Segundo Alfredo Gaspar, não houve tempo suficiente nem construção política interna para preparar um nome competitivo para a disputa estadual. O professor Henrique Costa, vice-reitor licenciado da Universidade Estadual de Ciências da Saúde de Alagoas (Uncisal), chegou a ser cogitado, mas deverá disputar uma vaga na Câmara dos Deputados.
Com a retirada do PL da corrida pelo governo, aumentam as expectativas sobre o posicionamento que o partido adotará na disputa majoritária. A legenda mantém as negociações abertas, mas ainda não anunciou apoio formal a qualquer pré-candidatura.
Nos últimos meses, Alfredo Gaspar defendeu a construção de uma frente mais ampla de oposição. Em declaração divulgada no dia 24 de julho, afirmou que a união da oposição continuava sendo o melhor caminho e que o cenário poderia ser reavaliado caso não houvesse entendimento entre os grupos envolvidos.
JHC é apresentado pelo PSDB como pré-candidato
O ex-prefeito de Maceió JHC deixou o PL e assumiu o comando estadual do PSDB em meio às articulações para disputar o Governo de Alagoas. Em junho, o PSDB nacional incluiu o nome do político em uma publicação com os pré-candidatos da legenda aos governos estaduais.
A possível aproximação entre o PL e o grupo de JHC ganhou força após a direção liberal desistir das ações judiciais que pediam os mandatos de Chico Filho, Cal Moreira e Eduardo Canuto. Os três vereadores deixaram o PL e migraram para o PSDB.
Os pedidos de desistência foram protocolados na Justiça Eleitoral em julho. A medida afastou, por iniciativa do próprio partido, a tentativa de recuperar as cadeiras ocupadas pelos parlamentares.
Politicamente, o movimento foi interpretado como um gesto de distensão entre os dois grupos. No entanto, a retirada das ações não representa, por si só, a confirmação de uma aliança eleitoral entre o PL e o PSDB.
Definição sobre apoio permanece aberta
A tendência é que o PL aguarde o avanço das conversas antes de anunciar seu posicionamento na disputa pelo governo. Um eventual acordo poderá envolver não apenas JHC e Alfredo Gaspar, mas também outras lideranças e partidos que atuam no campo da oposição estadual.
Entre os pontos que poderão influenciar uma composição está a escolha do candidato a vice-governador. A formação da chapa também interfere na participação de outras forças políticas e na divisão do espaço destinado às legendas durante a propaganda eleitoral.

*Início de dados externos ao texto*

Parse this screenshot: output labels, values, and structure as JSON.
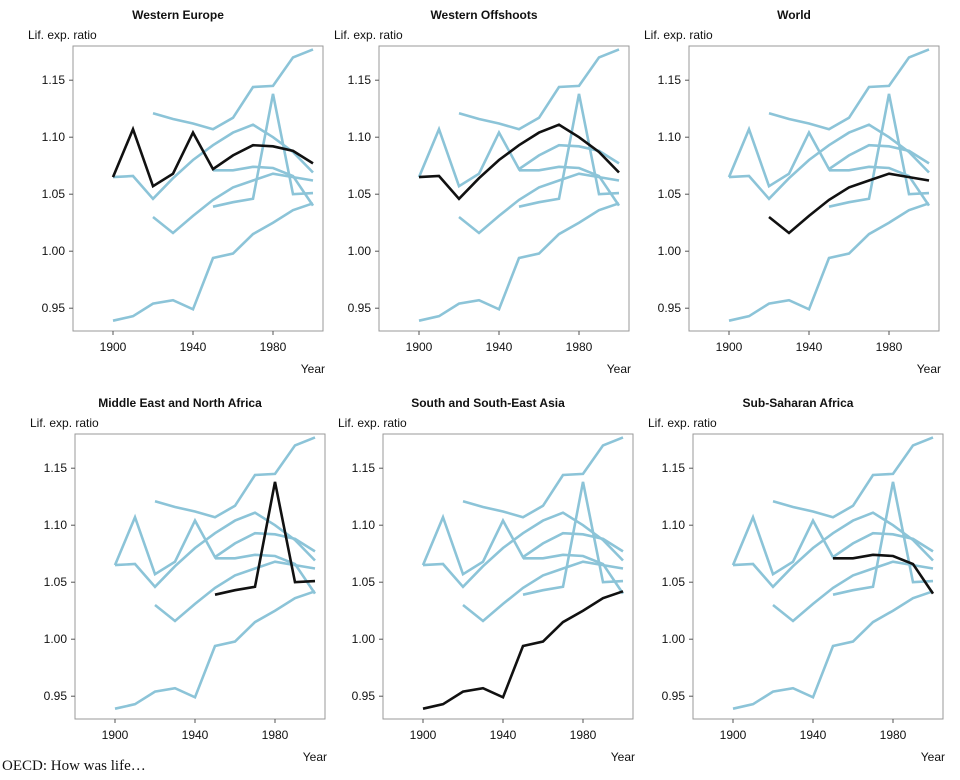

A eventual convergência entre o PL, o grupo de JHC e partidos aliados poderia ampliar o tempo de rádio e televisão da coligação. Por enquanto, entretanto, esse cenário permanece no campo das negociações.
Disputa terá outras candidaturas
Apesar da tendência de concentração da disputa entre os principais grupos políticos de Alagoas, outras candidaturas estão sendo apresentadas.
A Unidade Popular oficializou, durante convenção realizada no dia 21 de julho, a candidatura da jornalista Lenilda Luna ao Governo de Alagoas. O psicólogo Jardel Queiroz foi confirmado como candidato a vice-governador. A legenda também lançou Alexandre Fleming para o Senado.
As articulações ainda poderão sofrer alterações. Conforme o calendário do Tribunal Superior Eleitoral, partidos e federações têm até 5 de agosto de 2026 para realizar convenções, deliberar sobre coligações e escolher candidatos.
Até lá, o PL deverá continuar negociando seu espaço na eleição estadual. A confirmação de que não lançará um nome próprio reduz as alternativas no campo da oposição, mas não define automaticamente qual candidatura receberá o apoio da legenda.